Direktorat penegakan menyita aset senilai lebih dari INR 5,551 crore dari Xiaomi India karena ” transfer luar negeri ilegal.”Pemerintah mengumumkan ini pada hari Sabtu, 30 April. Manajemen telah menyita aset karena Xiaomi Technology India Private Limited (alias Xiaomi India) melanggar undang-undang valuta asing India. Khususnya, Departemen menyita dana dari empat rekening Xiaomi India mengutip transfer luar negeri ilegal. Dengan kata lain, perusahaan smartphone China mengirim sejumlah besar ke grup induknya di negara asalnya.

Perusahaan menjual ponsel di India dengan merek terkenal Mi. Namun, Xiaomi India pada dasarnya adalah anak perusahaan yang sepenuhnya dimiliki oleh Xiaomi group. Kembali pada bulan Desember, ED menggerebek kantor Xiaomi dan kemudian memanggil eksekutif senior dari cabang perusahaan India. Mantan Direktur Pelaksana Xiaomi India Manu Kumar Jain saat ini sedang diselidiki atas kemungkinan pelanggaran undang-undang valuta asing negara itu. Pada bulan Februari tahun ini, perusahaan Memulai penyelidikan. Xiaomi memiliki penjualan tahunan yang mengesankan sebesar INR 34.000 di India.

ED merebut INR 5551 crore dari Xiaomi India

Sekarang, ED menemukan bahwa perusahaan China telah mengirimkan dana besar ke perusahaan grup yang berbasis di China. Jumlah tersebut tersedia di empat rekening bank perusahaan termasuk Deutsche Bank, EDB, Citibank dan HSBC. Selain itu, sebuah sumber mengklaim bahwa sebagian dari jumlah itu dikirim ke dua entitas terpisah yang berbasis di AS, menurut sebuah laporan oleh mismart press. Sementara itu, Xiaomi telah melakukan peluncuran besar-besaran di India. Bulan lalu, raksasa elektronik konsumen China meluncurkan seri TV Xiaomi TV 5A di negara ini.

Xiaomi India Manu Jain

Sebagai pengingat, Xiaomi menaklukkan pasar India pada tahun 2014, akhirnya muncul sebagai pembuat smartphone terbaik di negara ini. Departemen Penegakan telah menempatkan perusahaan di radar sejak Desember 2021 setelah penggerebekan di kantor perusahaan. Menariknya, pemerintah baru memulai penyelidikan terhadap Xiaomi, meskipun Kantor Oppo dan Huawei juga digerebek. Departemen Hawks memperhatikan beberapa malpraktek dalam catatan perusahaan. Selain itu, Dre (Direktorat Intelijen pendapatan) India mengirim pemberitahuan kepada Xiaomi untuk penghindaran pajak INR 653 crore.

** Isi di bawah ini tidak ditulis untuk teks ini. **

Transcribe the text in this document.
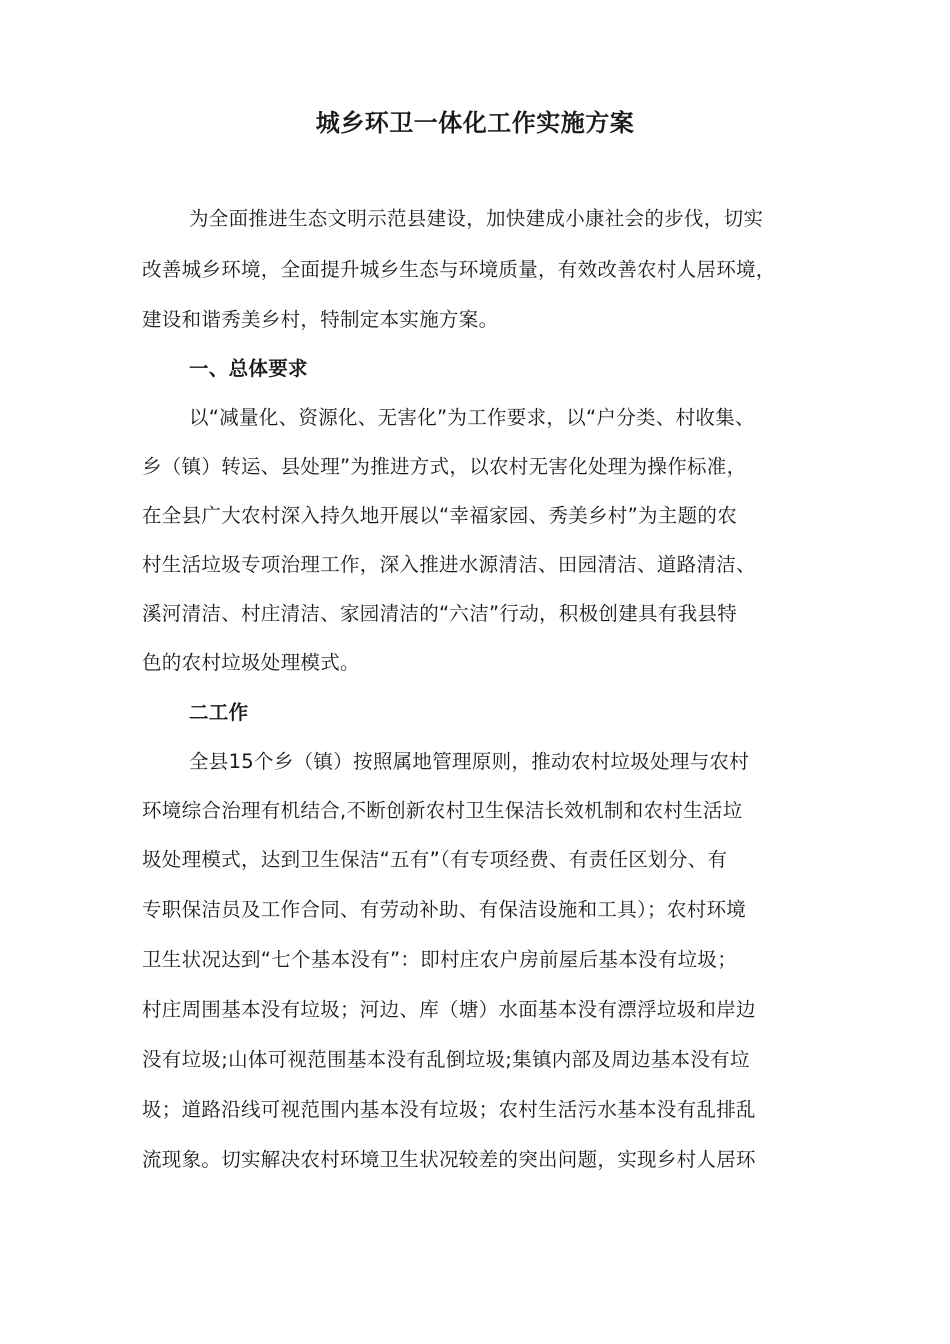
城乡环卫一体化工作实施方案

为全面推进生态文明示范县建设，加快建成小康社会的步伐，切实

改善城乡环境，全面提升城乡生态与环境质量，有效改善农村人居环境，

建设和谐秀美乡村，特制定本实施方案。

一、总体要求

以“减量化、资源化、无害化”为工作要求，以“户分类、村收集、

乡（镇）转运、县处理”为推进方式，以农村无害化处理为操作标准，

在全县广大农村深入持久地开展以“幸福家园、秀美乡村”为主题的农

村生活垃圾专项治理工作，深入推进水源清洁、田园清洁、道路清洁、

溪河清洁、村庄清洁、家园清洁的“六洁”行动，积极创建具有我县特

色的农村垃圾处理模式。

二工作

全县15个乡（镇）按照属地管理原则，推动农村垃圾处理与农村

环境综合治理有机结合,不断创新农村卫生保洁长效机制和农村生活垃

圾处理模式，达到卫生保洁“五有”（有专项经费、有责任区划分、有

专职保洁员及工作合同、有劳动补助、有保洁设施和工具）；农村环境

卫生状况达到“七个基本没有”：即村庄农户房前屋后基本没有垃圾；

村庄周围基本没有垃圾；河边、库（塘）水面基本没有漂浮垃圾和岸边

没有垃圾;山体可视范围基本没有乱倒垃圾;集镇内部及周边基本没有垃

圾；道路沿线可视范围内基本没有垃圾；农村生活污水基本没有乱排乱

流现象。切实解决农村环境卫生状况较差的突出问题，实现乡村人居环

Xiaomi India mengatakan operasinya sesuai dengan hukum setempat

Dalam pernyataannya, Ed menunjukkan bahwa Xiaomi India belum memberikan bantuan terkait perangkat lunak atau masukan teknologi apa pun kepada produsen kontrak. Selanjutnya, Xiaomi India mengirim dana ke tiga entitas lain yang berbasis di luar negeri, meskipun tidak ada layanan yang diberikan. Pada saat dia memanggil Ed Jane, dia bekerja dari Dubai. Sekarang, Xiaomi India telah mengeluarkan pernyataan kepada mysmart dalam upaya untuk mengklarifikasi masalah pelanggaran valuta asing. Perusahaan mengklaim bahwa pembayaran royalti dan pernyataan kepada bank adalah jujur dan sah.

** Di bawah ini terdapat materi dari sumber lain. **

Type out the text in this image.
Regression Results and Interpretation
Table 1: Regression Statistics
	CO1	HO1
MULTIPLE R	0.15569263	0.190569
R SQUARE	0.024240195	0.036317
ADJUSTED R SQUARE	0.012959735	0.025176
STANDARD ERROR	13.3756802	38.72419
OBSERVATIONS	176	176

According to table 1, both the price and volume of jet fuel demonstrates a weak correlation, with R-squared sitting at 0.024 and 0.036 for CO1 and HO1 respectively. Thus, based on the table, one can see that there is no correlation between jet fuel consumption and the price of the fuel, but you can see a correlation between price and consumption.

Selanjutnya, Xiaomi India menjelaskan bahwa itu membuat pembayaran royalti yang terlibat untuk teknologi berlisensi dan IP. Perusahaan menggunakannya dalam produk Versi India. Selain itu, perusahaan mengatakan bahwa pembayaran royalti ini adalah pengaturan bisnis yang sah. Akhirnya, perusahaan akan bekerja sama dengan otoritas pemerintah untuk mengklarifikasi kesalahan apa pun.





Source link

Leave a Reply

Your email address will not be published.